Researchers and clinicians need rapid access to multiple types of information, including molecular, clinical, and literature databases, and clinical trials registries, as well as suitable data analysis tools. The National Center for Biotechnology Information (NCBI) hosts resources for retrieval and analysis of bio-molecular data. These are accessible through the NCBI's web site [4]. Clinical trials data are available through clinical trials registries. Since 1971, regulatory efforts on clinical trials registration have resulted in a significant level of compliance by both sponsors and conductors of clinical trials [5]. ClinicalTrials.gov [6] has emerged as the largest registry in the world [7]. Currently it contains information on 50,000 clinical trials including 16,000 cancer-related entries. The US National Cancer Institute (NCI) provides access to a clinical trials registry within the Physician Data Query (PDQ) database [8]. The PDQ contains (Dec 2007) 21,000 abstracts of cancer-related clinical trials and regularly exchanges data with the ClinicalTrials.gov registry. Data sharing and direct access to resources (researchers, computers, software, data, research participants, and other) are considered critical for the advancement of cancer research and the improvement of health care. The initiatives such as Cancer Research Network [9] and Cancer Biomedical Informatics Grid [10] provide the framework for integration of various data types and tools for cancer research. Standardized data formats (e.g. demographics, health plan eligibility, tumor registry, inpatient and ambulatory utilization, medication dispensing, laboratory tests, imaging procedures, others) [9] facilitate access to and sharing of data and automated analysis.

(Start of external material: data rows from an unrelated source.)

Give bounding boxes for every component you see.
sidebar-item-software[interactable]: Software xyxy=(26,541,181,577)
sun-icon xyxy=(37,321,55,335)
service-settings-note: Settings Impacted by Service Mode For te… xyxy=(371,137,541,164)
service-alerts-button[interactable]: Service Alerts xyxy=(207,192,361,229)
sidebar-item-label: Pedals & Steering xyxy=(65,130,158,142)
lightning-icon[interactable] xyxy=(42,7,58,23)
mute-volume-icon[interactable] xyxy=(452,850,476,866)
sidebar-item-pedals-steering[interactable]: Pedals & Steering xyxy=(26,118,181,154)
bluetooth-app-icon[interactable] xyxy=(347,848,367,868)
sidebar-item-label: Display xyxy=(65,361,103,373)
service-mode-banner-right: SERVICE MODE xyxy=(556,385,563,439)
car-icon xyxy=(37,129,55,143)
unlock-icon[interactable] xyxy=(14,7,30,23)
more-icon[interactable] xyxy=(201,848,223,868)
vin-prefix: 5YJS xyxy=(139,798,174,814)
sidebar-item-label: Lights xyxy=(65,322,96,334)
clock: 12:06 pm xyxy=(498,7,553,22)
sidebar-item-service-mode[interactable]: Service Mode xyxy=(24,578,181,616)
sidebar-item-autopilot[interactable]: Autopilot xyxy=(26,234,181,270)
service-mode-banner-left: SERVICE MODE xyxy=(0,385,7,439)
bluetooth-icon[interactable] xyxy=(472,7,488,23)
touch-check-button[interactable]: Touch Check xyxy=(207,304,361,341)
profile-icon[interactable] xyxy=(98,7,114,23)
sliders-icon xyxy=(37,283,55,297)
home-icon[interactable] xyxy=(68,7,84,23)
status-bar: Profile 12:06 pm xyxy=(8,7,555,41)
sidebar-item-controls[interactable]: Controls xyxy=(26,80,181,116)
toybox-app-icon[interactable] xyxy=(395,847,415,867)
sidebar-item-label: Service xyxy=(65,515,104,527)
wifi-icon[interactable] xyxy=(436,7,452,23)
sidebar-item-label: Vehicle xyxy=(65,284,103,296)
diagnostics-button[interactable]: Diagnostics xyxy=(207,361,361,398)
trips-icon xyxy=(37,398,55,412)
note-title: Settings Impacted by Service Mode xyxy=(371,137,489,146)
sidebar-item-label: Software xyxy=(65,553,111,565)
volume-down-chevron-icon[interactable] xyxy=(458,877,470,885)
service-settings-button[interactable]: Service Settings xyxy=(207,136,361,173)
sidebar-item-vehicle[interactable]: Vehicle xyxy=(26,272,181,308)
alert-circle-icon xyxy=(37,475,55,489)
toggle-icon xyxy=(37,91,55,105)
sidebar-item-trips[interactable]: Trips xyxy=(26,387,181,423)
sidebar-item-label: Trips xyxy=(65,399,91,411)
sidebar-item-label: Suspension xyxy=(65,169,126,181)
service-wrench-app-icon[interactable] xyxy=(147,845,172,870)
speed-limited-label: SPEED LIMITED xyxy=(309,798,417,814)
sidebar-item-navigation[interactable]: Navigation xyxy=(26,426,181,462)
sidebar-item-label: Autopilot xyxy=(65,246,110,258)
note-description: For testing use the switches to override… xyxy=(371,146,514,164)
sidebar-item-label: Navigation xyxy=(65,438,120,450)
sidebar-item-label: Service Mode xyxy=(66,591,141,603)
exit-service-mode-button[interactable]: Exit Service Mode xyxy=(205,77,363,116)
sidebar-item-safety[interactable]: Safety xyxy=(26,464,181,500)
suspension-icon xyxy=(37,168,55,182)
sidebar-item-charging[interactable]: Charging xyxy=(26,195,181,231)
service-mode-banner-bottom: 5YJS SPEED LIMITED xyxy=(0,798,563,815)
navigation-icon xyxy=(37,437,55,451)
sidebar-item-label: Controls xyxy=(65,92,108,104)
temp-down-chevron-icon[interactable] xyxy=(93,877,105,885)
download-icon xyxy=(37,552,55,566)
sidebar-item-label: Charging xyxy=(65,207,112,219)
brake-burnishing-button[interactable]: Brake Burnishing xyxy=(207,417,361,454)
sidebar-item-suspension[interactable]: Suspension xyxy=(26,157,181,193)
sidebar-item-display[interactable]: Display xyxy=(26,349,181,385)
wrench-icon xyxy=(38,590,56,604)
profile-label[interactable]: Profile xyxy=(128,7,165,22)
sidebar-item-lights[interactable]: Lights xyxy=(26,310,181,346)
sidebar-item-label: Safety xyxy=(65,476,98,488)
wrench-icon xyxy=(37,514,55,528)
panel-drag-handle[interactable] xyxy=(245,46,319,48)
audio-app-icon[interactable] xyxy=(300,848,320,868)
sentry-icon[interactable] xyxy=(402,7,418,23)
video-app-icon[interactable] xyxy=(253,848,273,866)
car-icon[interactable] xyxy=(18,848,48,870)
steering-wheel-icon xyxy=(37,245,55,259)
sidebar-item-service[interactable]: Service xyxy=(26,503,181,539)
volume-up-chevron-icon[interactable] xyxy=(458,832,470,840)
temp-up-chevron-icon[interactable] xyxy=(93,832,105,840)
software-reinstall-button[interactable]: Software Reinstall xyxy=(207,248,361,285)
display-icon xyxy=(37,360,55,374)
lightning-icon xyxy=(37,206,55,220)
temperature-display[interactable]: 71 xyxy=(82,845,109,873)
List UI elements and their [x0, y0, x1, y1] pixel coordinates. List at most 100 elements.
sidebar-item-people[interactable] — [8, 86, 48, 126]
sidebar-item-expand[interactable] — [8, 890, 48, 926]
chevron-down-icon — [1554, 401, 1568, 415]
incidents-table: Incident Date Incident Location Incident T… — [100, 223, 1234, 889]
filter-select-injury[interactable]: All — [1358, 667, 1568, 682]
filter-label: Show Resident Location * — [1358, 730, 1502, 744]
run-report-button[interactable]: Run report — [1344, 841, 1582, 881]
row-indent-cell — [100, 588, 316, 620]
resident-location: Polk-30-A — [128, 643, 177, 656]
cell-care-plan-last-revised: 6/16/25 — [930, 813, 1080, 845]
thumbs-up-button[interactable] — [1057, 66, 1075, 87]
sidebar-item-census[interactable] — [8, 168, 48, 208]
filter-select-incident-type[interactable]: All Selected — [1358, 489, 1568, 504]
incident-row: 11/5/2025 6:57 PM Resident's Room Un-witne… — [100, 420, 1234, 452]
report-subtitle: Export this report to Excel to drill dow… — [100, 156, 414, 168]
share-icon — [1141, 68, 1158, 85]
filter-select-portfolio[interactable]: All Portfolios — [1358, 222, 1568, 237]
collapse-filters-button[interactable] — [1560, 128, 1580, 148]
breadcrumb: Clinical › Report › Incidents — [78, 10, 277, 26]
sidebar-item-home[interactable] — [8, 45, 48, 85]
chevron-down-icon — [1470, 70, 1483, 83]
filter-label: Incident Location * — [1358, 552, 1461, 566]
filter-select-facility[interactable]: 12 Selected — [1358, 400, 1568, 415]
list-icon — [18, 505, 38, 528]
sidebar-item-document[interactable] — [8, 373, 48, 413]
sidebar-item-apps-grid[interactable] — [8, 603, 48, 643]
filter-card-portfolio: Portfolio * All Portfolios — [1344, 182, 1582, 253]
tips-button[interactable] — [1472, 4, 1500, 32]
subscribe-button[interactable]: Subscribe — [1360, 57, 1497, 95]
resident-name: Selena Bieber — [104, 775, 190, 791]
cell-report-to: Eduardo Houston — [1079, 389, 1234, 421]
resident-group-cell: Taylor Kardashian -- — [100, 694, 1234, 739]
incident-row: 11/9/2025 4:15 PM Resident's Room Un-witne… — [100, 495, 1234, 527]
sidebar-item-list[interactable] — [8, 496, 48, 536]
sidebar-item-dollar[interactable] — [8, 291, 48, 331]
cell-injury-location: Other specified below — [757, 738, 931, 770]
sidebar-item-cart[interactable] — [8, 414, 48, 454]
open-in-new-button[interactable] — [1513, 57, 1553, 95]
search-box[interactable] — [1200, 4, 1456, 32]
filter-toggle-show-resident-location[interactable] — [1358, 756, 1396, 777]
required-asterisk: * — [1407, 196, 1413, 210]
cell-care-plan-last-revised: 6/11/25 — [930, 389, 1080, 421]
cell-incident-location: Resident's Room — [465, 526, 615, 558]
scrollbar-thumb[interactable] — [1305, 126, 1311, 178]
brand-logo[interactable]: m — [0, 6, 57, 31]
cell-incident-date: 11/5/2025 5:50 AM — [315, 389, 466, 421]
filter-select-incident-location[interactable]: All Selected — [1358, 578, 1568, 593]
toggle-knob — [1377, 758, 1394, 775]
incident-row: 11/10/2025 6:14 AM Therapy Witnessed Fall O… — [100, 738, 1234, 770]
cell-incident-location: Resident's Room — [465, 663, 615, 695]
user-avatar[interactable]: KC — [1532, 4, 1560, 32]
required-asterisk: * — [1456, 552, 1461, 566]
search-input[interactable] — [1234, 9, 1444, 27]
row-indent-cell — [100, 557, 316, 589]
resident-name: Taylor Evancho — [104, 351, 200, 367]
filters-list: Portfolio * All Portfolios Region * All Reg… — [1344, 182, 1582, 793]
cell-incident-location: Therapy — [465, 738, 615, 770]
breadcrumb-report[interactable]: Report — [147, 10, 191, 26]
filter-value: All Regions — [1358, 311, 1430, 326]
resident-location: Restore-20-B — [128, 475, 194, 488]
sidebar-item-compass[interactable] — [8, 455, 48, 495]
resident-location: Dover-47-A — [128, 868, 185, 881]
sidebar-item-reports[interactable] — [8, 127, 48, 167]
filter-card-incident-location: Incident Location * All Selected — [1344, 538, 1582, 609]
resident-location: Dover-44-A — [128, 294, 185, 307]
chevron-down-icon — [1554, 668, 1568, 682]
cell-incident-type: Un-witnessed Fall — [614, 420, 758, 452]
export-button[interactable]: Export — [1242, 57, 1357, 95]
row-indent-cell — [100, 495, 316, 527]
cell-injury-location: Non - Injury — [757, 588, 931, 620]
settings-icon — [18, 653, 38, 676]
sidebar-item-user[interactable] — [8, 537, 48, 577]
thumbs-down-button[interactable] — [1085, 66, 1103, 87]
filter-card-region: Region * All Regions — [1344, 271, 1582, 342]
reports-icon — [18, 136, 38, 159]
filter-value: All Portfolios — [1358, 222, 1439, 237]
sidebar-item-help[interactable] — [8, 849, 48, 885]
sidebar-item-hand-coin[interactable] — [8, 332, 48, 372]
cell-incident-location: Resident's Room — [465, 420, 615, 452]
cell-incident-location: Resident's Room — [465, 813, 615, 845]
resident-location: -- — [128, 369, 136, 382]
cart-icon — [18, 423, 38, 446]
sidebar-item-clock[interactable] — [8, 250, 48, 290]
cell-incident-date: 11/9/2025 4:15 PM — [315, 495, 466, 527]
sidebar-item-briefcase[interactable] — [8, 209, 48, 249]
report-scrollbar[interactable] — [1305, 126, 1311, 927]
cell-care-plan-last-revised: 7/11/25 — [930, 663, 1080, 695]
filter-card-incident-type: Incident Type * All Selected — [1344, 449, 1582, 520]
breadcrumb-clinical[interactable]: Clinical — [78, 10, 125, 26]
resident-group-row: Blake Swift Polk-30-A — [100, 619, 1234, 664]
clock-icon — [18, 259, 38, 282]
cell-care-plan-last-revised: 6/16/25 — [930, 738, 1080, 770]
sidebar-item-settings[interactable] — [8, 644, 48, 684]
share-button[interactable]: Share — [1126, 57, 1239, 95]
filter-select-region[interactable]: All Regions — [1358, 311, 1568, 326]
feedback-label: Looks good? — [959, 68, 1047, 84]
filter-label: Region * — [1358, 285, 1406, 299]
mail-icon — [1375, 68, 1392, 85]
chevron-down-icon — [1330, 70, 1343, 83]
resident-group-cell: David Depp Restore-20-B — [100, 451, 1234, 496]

Knowledge discovery from databases, also known as data mining, is an emerging field that applies techniques from databases, statistics and artificial intelligence to extract high-level information (knowledge) from a large volume of low-level data. Examples of high-level information derived from low-level data include forms that are more compact (e.g., short reports), more abstract (e.g., descriptive models of the process that generated data), or more useful (e.g., predictive models for estimating values of the future cases) than existing low-level data [11]. Mining clinical trials data usually refers to using statistical and modeling tools for analysis and design of clinical trials. If appropriate clinical trials data (e.g. aims, goals, regimens and conditions, end points, sample sizes, and others) are stored in the registry, data mining can help design better, more efficient trials that require smaller patient cohorts. Standardized data formats, such as XML markup language [12], bring text files into machine-readable form, thus enhancing automated analysis. Both NCI PDQ and ClinicalTrials.gov provide clinical trial registry data in the XML format.
We have developed a data mining approach for rapid summarization and visualization of information from clinical trial registries. This method has been applied to the analysis of cancer vaccine trials and provides convenient means of extraction and presentation of key data about cancer vaccine trials. The significant progress in cancer biology and cancer immunology has not yet been fully translated into successful clinical vaccine applications [13]. Though advances in cancer vaccine development have been reported [e.g. [14, 15]], a wide variety of factors are involved in tumor immune escape, making design and production of effective therapeutic vaccines difficult. Increasing knowledge of possible limiting factors include, among others, dysfunction of the immune system, immunosuppressive effects of tumor microenvironment, production of suppressor T cells, defective antigen processing and presentation, and immunotherapy resistance of established tumors. To utilize the accumulated data and knowledge and translate these into improved clinical trials, integration of basic and clinical immunology and improved data processing capabilities is required. Our data mining approach provides better understanding of the cancer vaccine clinical trials landscape, and enables rapid analysis of the hotspots of cancer vaccine activity, as well as the identification of neglected cancers. This report describes the utility of basic data mining techniques of summarization, tabulation, and visualization applied to the clinical trials repository data.